Opinión: Mauricio Guzmán Cuevas

Gracias doy a la vida y al tiempo por darme la oportunidad de comprobar en mi país como las odiosas discriminaciones por color de piel, sexo, credos, ideas o condición social, etc. han cedido enormemente y quienes las practican se van convirtiendo en minoría; que existe hoy más sanción social a quien la cometa y eco en las autoridades para castigarla.

No faltan los que se resisten a esa igualdad y por las redes sociales desde el camuflado anónimo descargan toda su amargura porque los privilegios que les permitían discriminar desaparecieron y la «dignidad se ha ido volviendo costumbre».

Preocupa sin embargo que, así como hemos avanzado en igualdad en muchos aspectos, no hayamos conseguido alcanzarla para garantizar la vida. El derecho sagrado de poder disfrutarla sin que sea arrebatada violentamente por la pobreza y la violencia. 
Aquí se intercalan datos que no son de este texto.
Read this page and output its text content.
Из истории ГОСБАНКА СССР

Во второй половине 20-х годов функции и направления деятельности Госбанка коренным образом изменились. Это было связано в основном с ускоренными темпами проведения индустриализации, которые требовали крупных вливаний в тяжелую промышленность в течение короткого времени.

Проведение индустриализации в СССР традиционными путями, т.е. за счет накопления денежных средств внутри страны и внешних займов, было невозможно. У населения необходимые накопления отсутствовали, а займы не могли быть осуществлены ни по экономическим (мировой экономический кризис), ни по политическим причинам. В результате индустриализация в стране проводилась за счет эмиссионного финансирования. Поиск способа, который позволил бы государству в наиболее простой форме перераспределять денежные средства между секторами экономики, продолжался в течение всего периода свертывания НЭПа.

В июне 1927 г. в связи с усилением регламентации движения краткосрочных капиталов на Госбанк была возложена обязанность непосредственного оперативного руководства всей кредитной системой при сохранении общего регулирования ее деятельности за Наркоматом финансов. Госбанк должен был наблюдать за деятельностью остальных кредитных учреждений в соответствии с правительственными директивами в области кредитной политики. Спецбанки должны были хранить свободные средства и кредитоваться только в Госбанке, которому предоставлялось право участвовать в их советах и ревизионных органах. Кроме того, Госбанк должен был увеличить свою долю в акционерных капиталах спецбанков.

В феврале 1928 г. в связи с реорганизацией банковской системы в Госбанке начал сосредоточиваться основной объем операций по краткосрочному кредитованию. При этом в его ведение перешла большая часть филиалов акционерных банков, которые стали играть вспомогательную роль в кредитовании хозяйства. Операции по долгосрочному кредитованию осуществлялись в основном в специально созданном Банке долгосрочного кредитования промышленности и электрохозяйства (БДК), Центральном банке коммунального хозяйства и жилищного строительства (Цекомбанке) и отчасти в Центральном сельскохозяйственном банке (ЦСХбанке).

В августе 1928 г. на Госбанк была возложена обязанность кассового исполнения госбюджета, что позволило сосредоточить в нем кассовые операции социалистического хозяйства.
Desgarra comprobar que poblaciones enteras todavía hoy no acceden al mínimo vital y asisten impotentes a su desaparición. 

Tal es el caso de muchas comunidades indígenas ubicadas en nuestro territorio. La mayoría se rigen por sus propias normas, costumbres, valores y cultura ancestral. Y a fe que de estas es mucho lo que aportaron a la evolución social. 

Sin embargo, también es cierto que siguieron prisioneras de otras costumbres y valores que mantienen injustamente a ellas en la desigualdad y el atraso.

Las que se niegan a asomarse a otras culturas y valorar la influencia del conocimiento para enriquecer su estilo de vida, padecen la opresión del machismo más degradante donde el varón tiene los privilegios y la dama todas las cargas. 

Duele comprobar el maltrato y discriminación a la mujer. Todavía es costumbre que el fruto del esfuerzo familiar sea para divertir en borracheras al hombre para luego recibir ella, su merecido sexual a punta de golpes.

Una mujer indígena carece de libertad para escoger, decidir o realizarse so pena de sufrir discriminación y castigo. La conducta masculina amparada en las prerrogativas que les dan sus derechos ancestrales tiene como causa principal de muerte el feminicidio. Y pocas veces su autor paga por su delito, amparados en la impunidad de su jurisdicción. 

El acoso sexual sobre las jóvenes indígenas y su violación es pan de cada día en los noticieros. Ellas, muchas veces, apartándose de sus núcleos se aventuran indefensas a buscar otra suerte, y los monstruos que tenemos afuera hacen su festín. 

Duele que sigamos tan indiferentes ante estos hechos atroces que nos deben avergonzar como sociedad. 

Como es posible que no nos preocupe esta discriminación, maltrato y acoso a las indígenas. 

Las movilizaciones en pro de los derechos de la mujer no pueden continuar esquivando estas injusticias. Las leyes colombianas y la justicia no pueden tener vedado ningún sitio de nuestro territorio para protegerlas.

De qué sirve sacar pecho ante el mundo por nuestros avances en materia de derechos y garantías si no logramos trato humano para nuestras indígenas.

En Colombia y en el mundo los medios de comunicación tenemos el deber de visibilizar y denunciar estas injusticias.

Que no nos toque el día que nos importe más proteger un animal, un árbol o un pedazo de tierra que a una indígena.

Bienvenida la paz total si a ellas logramos garantizarles vivir en dignidad. Nuestras indígenas no pueden ser discriminadas del diálogo donde la razón les dé los mismos derechos.